The idea's pretty simple. Your stories over the previous weeks will have some kind of distribution as to how long they each took. Let's say that the stories took this number of days each until the next story was finished:
3, 2, 5, 4, 1, 2, 3, 10, ...
These often follow something called a Weibull distribution, which is skewed towards a big, fat tail since most discoveries slow you down more than they speed you up. (Human intuition tends to assume a normal distribution, which is one of the reasons we're usually optimistic.)
Sometimes though these distributions are bimodal (there's some legacy system that slows down every story that touches it, for instance) or just plain messy (nobody checks in on a Friday because they don't want to break the build). The good thing about Montecarlo simulations is... it doesn't matter! It works regardless of what your distribution is.
The way you do it is to calculate a random journey through the stories you have left, and find when that journey finishes. So let's say I reckon I have 60 stories left. For each story, I'm going to pick how long it took between stories randomly from your distribution.
1, 5, 4, 10, 3, 2, 10, 2, 5...
And you keep doing this until all 60 stories are done. Now add the number of days it took to the starting date...
...and then do it again.
Do it 1000 times or more (yes, you'll need software for this, or a specialized spreadsheet). It doesn't matter if that weird "10" gets picked twice because that won't happen for every journey; some will be strangely slow, but most will be faster. Record the end-dates for each journey.
Now you have something more than an estimate. You have a probabalistic forecast. So if I start on 1st January 2018, I might get something like:
Each one of those dates shows what percentage of the journeys you took finished by that date. This gives you an idea of the probability of hitting any given date with all the stories. Alternatively, you can see how many stories you get done by a given date, just counting until the date is reached.
Most people are really optimistic when they estimate, and you're lucky if you even hit 50% of journeys finishing by that date!

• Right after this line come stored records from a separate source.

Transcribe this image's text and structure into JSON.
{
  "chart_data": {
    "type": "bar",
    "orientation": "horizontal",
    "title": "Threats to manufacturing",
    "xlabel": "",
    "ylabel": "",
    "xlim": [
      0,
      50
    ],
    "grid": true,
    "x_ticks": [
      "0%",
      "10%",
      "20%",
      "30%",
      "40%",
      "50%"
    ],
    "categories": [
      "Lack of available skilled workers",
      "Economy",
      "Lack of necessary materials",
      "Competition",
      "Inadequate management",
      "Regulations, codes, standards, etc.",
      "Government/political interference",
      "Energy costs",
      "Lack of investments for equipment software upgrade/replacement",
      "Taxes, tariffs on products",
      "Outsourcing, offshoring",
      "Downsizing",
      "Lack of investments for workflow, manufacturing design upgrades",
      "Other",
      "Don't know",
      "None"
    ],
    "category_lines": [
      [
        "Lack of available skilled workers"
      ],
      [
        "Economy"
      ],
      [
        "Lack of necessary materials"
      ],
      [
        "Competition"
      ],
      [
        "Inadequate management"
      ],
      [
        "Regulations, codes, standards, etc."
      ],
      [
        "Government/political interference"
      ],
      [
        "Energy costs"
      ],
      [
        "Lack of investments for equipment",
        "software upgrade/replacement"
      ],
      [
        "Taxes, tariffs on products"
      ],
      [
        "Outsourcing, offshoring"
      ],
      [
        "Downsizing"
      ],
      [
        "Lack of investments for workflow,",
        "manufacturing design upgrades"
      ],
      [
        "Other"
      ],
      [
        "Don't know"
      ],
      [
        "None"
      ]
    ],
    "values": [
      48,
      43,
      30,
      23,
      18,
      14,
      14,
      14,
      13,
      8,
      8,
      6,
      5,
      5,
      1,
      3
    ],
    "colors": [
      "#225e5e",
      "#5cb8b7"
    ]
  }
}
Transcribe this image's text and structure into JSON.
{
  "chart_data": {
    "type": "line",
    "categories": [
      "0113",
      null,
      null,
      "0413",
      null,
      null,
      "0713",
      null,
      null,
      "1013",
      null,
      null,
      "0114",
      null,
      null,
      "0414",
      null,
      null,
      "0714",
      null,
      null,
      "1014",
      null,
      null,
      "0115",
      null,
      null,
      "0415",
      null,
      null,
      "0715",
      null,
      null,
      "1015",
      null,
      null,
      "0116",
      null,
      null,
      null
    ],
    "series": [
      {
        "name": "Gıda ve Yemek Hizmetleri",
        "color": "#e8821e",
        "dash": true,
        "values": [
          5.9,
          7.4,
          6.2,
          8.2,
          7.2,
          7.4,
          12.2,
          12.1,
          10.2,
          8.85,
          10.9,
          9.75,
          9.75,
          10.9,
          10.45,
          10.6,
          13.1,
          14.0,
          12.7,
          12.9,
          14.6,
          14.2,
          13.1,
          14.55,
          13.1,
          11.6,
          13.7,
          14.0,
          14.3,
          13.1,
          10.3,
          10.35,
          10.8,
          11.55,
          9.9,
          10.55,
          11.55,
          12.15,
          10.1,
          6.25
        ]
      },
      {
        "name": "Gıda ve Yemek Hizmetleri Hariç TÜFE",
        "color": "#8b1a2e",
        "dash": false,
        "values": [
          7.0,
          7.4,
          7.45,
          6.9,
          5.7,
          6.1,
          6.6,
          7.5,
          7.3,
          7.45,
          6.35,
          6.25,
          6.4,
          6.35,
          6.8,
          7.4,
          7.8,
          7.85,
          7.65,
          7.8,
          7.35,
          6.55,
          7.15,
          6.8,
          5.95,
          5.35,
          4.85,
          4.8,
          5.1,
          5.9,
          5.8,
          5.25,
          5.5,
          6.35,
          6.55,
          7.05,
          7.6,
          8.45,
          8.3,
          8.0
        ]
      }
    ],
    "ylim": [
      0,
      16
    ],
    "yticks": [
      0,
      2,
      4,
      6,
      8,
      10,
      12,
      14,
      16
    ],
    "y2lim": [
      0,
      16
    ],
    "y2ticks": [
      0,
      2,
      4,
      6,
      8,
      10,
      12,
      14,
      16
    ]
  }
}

Troy Magennis of Focused Objective has free spreadsheets for things like this, and Dan Vacanti at Actionable Agile's tool is cheap enough and IMO excellent. Both of them also have numerous videos talking about the technique. I also have an open source project that has no validation yet but works well enough for importing Excel spreadsheets, including exports from Jira.
Troy recommends between 7 and 25 weeks' worth of data to get this to work; more than that is usually out-of-date. Do bear seasonal patterns in mind, though.
If you don't want to go through the hassle of Montecarlo, but you do want the probability distribution, a technique I learned from Douglas Hubbard, author of "How to measure anything", might help you.
I ask the team to give me an idea of when they think they'll ship. Usually they'll be really optimistic, so if it's early January they'll say "End of April", or something like that.
Then I ask them how likely they are to ship then. "Oh, 70%," they tell me.
So I offer them a hypothetical prize of £10,000 and two different ways to win it. They can either choose a red marble from a bag containing 7 red and 3 white marbles, or they can ship by the end of April.
They usually go for the marbles; despite saying they're 70% certain to ship, they prefer the chances of drawing 7 out of 10 marbles!
So we reduce the number of marbles in our hypothetical bag until they prefer to ship. That tells us what their real confidence levels are. By doing this with different numbers of marbles, we can get a range of different confidence levels.
How to use these
If you're dependent on the shipping date in any way, don't use anything less than 85% confidence. That's usually way out compared to most people's estimates. As the date gets closer you'll be able to see if you're going to make it or not, and you will still have a chance to expedite things or shift other dependencies if required.
Note that the business will not be happy... until they start seeing the time saved by not estimating in easily-gameable story points, and by not having to redo a ton of plans based on something that was never going to happen anyway. You might need to do a bit of education or navigate tricky politics until they accept reality.